Mother’s Day was first popularized in 1908 by Anna Jarvis, whose own mother had dedicated her life to pacifism in the Civil War era. Jarvis would spend the rest of her life fighting, sometimes literally, the organizations that saw in the holiday a perfect marketing hook on which to hang sales of flowers, greeting cards and expensive jewelry. She died broke in a sanitarium in 1948, seven decades before Garry Marshall could stage a feature-length celebration of the holiday revolving around Julia Roberts hawking color-changing mood necklaces on TV.

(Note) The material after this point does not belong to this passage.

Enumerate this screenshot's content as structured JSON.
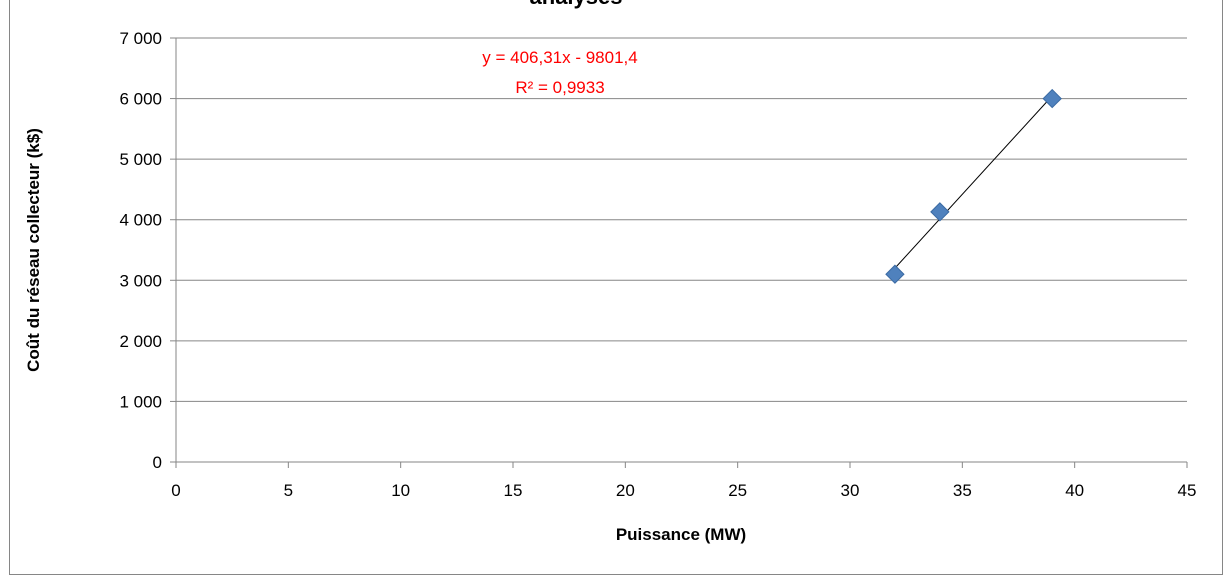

Marshall’s Mother’s Day is the third in his series of holiday hooplas, with him having already sacrificed Valentine’s Day and New Year’s Eve. Like those other films, this new one stuffs a handful of ham-handed stories into two hours (though the volume of stories is, blessedly, not quite as super-sized). Here a parade of suburban Atlanta moms and dads — all of them white and thin, and most of them wealthy — wrestle with false crises in the week leading up to Jarvis’ fabled day. The film cuts between them with little regard for dramatic buildup, and when Marshall grows weary of the humans, he just jumps back to his longtime muse Roberts, in a harshly cut red bob, as she sells jewelry like the world’s most unintentionally accurate Greek chorus.
If you are an issue of Entertainment Weekly from 1999, you will be ecstatic to learn that Roberts also shares a single scene with none other than Jennifer Aniston, here playing a frazzled divorcée whose ex-husband (Timothy Olyphant) has just re-enacted Saturday Night Live‘s “Meet Your Second Wife” sketch. Aniston sets about enacting petty revenge, fretting that her two sons will swiftly forget about her like goldfish come Mother’s Day. Her lone character trait is that she rambles all her thoughts out loud. We rarely see her interacting with her sons, who seem like spoiled little sh*ts — the only thing that lures them back to her house is her throwing a lavish, expensive party.
The other mom-com storylines fare only mildly better at centering their conflicts around parental relationships, which is like saying a Fast and Furious film includes a single car chase. A bartender and aspiring comic (played with disarming charm by Jack Whitehall) feels flummoxed by his long-time girlfriend’s (Britt Robertson) refusal to marry him, despite the fact that they’re raising a child together. A bearded widower father (Jason Sudeikis) is still mourning the death of his military wife (Jennifer Garner), and we know he’s still mourning because we must watch a karaoke home video where she purrs “This is for you” into the camera as the soundtrack swells with crocodile tears.
And then two sisters (Kate Hudson and Sarah Chalke) struggle with how to reveal to their ultra-conservative, openly xenophobic mother (Margot Martindale) that they have started families, respectively, with an Indian man (Aasif Mandvi) and a woman (Cameron Esposito). Look at those five names again: These are incredibly gifted performers. Having them all together should have been a burst of fresh lemonade in the middle of this sour mess, and yet the film finds a way to steer them into disaster like Martindale’s RV (yes, she is literal trailer-trash).